Saturday, 26 August 2006

Bubblewrap and England's Oldest Church

Sorry for the recent lack of blogging - not just simply a general lack of inspiration but a hundred and one preoccupations as I get ready to move parish on 4 September. This state of affairs will continue for the next fortnight, especially since my move requires the purchase of a new computer (which I must sort out this weekend). In fact I popped over to Kingsland (my new parish) this evening to drop off some valuable items which I didn't want to entrust to the removers (such as my Napoleon III gold fiddleback, my relic collection and a rather fine C19 oil painting of Cardinal Pole - you know, the usual stuff) and was pleased to find a wireless modem waiting for me!

But the past week hasn't just been a tale of bubblewrap and boxes. On Wednesday I went to the Franciscan Study Centre, Canterbury to speak to the English Catholic Historical Association on St Augustine and the Conversion of England. I enjoyed researching the talk although everyone seemed rather tired after an intensive three day conference and the discussion afterwards was mercifully short! The audience included the new Abbot of Downside, Dom Aidan Bellenger, who is thankfully continuing his historical pursuits despite his new appointment - I spent a very enjoyable evening chatting to him and Dr Stella Fletcher, with whom he has written books on England's Cardinals and the Archbishops of Canterbury.

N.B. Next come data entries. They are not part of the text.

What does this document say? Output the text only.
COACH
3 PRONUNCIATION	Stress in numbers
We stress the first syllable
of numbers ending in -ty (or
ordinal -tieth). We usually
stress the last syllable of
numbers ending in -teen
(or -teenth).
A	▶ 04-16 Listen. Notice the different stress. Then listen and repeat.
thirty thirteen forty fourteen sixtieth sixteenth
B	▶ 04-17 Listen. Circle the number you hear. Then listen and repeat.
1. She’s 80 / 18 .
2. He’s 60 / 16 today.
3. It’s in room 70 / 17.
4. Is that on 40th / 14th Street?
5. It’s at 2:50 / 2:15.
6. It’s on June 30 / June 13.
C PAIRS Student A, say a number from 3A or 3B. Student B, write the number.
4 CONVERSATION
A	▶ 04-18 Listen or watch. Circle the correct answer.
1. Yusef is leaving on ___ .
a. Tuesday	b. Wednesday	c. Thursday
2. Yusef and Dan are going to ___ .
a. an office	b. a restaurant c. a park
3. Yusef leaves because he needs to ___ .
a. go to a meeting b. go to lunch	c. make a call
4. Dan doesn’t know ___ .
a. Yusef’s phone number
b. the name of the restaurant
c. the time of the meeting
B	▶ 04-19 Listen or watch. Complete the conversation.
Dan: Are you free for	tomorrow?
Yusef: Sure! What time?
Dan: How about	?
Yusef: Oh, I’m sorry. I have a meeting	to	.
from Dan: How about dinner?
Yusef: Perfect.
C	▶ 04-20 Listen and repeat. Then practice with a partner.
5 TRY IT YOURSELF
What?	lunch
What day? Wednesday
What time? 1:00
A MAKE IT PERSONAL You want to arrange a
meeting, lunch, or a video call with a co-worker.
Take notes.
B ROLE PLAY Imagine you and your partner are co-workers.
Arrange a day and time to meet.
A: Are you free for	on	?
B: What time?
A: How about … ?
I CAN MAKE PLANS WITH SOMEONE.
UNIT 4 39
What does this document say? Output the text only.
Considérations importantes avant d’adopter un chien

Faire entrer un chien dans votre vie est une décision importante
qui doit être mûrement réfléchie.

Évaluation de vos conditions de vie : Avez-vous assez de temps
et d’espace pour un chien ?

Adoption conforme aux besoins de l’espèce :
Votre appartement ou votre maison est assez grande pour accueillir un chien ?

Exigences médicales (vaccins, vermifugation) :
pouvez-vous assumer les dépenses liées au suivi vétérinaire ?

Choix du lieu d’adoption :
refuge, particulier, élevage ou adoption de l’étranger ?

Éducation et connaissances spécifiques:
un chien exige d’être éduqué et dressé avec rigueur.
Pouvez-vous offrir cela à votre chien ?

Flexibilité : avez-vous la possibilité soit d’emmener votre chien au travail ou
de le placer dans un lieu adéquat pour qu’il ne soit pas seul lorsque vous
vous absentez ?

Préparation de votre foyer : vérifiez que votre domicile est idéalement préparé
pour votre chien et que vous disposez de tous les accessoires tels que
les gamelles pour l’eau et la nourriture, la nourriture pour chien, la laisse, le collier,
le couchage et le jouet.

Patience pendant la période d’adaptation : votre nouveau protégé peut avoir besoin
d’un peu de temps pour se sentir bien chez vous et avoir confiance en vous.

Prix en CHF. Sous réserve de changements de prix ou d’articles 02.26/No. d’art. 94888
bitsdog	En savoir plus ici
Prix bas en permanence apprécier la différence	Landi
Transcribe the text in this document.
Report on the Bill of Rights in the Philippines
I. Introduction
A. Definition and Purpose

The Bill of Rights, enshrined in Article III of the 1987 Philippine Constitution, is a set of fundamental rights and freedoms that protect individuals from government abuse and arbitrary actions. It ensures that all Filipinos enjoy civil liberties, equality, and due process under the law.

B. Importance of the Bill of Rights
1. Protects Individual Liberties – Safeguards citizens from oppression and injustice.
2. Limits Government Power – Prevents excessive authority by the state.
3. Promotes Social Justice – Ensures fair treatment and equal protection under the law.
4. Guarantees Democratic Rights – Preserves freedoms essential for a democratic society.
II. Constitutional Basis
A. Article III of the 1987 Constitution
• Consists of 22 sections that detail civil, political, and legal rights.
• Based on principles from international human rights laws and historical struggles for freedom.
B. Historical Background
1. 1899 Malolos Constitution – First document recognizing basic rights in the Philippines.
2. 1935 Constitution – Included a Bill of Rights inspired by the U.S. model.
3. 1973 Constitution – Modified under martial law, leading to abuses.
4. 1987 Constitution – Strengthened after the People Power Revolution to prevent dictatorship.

Before giving my talk we were treated to a tour of Christian Canterbury. It was especially good to visit St Martin's, the oldest functioning church in England. Its origins are uncertain - some say it was a Roman mausoleum and others, following St Bede, suggest it was a Romano-British church. The building is to a large extent Saxon and built on Roman foundations. It was certainly dedicated to the Gaulish St Martin by the Merovingian Queen Bertha, the wife of King St Ethelbert, and her chaplain, St Liudhard. When St Augustine and his band of forty monks arrived in Kent in 597 St Martin's became their first base and it was here that the King was probably baptised.

Worth visiting - not only to honour the cradle of English Christianity but to take a picture of the famous 'keyhole' view of the Cathedral tower (above).

1 Comments:

Anonymous Robbie said...

Well done, pilgrim. I did my Licentiate thesis on St Augustine of Canterbury. What a relief that some Englishman knows something about him as well. More pictures!